Alan Ruby honored with Membership of the Order of Australia

August 10, 2015

Alan Ruby and Kim Beazley spent six years working together to modernize Australia’s education system.

Beazley — then Minister of Employment, Education, Training, and Youth Affairs — and Ruby, his Deputy Secretary, led the country’s first significant steps towards a national curriculum framework, expanded the scope of Australia’s system of vocational and higher education, prioritized the teaching of east-Asian languages, and opened up universities and colleges to more foreign students.

After that, Ruby went on to work for the World Bank and Atlantic Philanthropies before coming to Penn GSE, where he has served as a Senior Fellow working to improve higher education programs around the world. Beazley eventually became Australia’s Ambassador to the United States.

They had a happy reunion earlier this summer when Beazley invested Ruby in the Order of Australia — that country’s award for achievement and merit in service to country and humanity.

“Alan was a superb senior public servant, innovative and lateral thinking, in ways folk don’t normally associate with the bureaucracy,” Beazley said. “It was very satisfying to see that all those attributes, spread across a variety of his endeavours over the years, had seen him so honoured.”

Ruby’s career has spanned decades and continents, and he continues to explore ways to improve education around the globe.

After serving in Australian government, Ruby was recruited by the World Bank to work in East Asia.
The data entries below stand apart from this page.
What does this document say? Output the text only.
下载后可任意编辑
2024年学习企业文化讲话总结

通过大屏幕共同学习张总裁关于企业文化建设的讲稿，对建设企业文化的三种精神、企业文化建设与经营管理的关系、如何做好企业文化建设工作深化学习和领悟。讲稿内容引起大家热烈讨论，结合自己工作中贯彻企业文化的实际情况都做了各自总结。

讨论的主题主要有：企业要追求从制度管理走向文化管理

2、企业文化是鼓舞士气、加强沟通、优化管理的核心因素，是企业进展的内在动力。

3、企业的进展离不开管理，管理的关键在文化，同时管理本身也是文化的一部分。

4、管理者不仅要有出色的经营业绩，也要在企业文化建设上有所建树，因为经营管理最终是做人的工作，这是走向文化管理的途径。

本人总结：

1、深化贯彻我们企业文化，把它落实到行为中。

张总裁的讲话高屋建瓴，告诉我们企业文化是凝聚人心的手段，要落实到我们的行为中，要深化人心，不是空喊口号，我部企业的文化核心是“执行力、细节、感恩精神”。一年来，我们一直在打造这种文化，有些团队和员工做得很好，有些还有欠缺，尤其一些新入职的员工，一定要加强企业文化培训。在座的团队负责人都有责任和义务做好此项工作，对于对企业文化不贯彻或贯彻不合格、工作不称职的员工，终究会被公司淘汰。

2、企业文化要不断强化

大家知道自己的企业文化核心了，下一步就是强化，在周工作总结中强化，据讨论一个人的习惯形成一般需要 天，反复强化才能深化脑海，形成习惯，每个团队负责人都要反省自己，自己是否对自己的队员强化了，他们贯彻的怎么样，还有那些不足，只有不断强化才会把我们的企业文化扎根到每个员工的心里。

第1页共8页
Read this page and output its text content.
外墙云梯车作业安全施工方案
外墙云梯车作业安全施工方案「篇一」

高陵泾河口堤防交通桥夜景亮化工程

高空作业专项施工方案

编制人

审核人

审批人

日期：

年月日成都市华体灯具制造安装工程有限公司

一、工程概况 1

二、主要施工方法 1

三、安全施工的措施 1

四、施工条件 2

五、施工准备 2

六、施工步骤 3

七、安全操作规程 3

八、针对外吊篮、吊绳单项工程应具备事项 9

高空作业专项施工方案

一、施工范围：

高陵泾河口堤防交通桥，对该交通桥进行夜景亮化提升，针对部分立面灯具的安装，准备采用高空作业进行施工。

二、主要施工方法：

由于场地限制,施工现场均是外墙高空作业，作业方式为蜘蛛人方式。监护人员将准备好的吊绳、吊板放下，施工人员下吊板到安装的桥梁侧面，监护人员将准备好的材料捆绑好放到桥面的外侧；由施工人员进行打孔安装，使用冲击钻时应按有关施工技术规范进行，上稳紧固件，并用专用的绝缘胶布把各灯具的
At the time, the region was riding a wave of economic success.

But within weeks of Ruby’s arrival, the so-called Asian Tigers began crashing. The World Bank stepped in.

“Our first priority was to keep the kids in school,” Ruby said.

In Indonesia, Ruby said, “we were afraid they would finish primary school to drop out and start working, or begging, or even enter the sex industry.”

He oversaw the creation of a nation-wide scholarship program there that paid students families when students attended secondary school. These payments were all cash. Concerned about money vanishing before it could reach families in need, his team found a creative solution by using local post offices as pick up points. 

In 2000, he joined Atlantic Philanthropies, to help design the plan to best spend an $8 billion endowment while the donor was still alive.

That eventually led to Philadelphia and Penn GSE. Ruby helped launch the International Educational Development Program, then began working in the Higher Education Division.

He was instrumental in establishing a relationship with education leaders in Kazakhstan, where he, professors Matt Hartley, Bob Zemsky and others have consulted with the government trying to modernize its university system.

When Kazakh leaders wanted to open an English-language university — with a goal preparing graduates for Master’s and Ph.D. programs at world-class institutions around the world — Ruby advised on founding Nazarbayev University. Its first class graduated this May, and 150 of these graduates are continuing their education outside Kazakhstan, at universities including M.I.T.

Ruby and Hartley are now putting together a book on what they’ve learned from working in Kazakhstan. Closer to home, he’s looking at what the makers of massive open online courses can learn from social media about building and retaining users and continues teaching about the many ways education can give all young people more choices in life.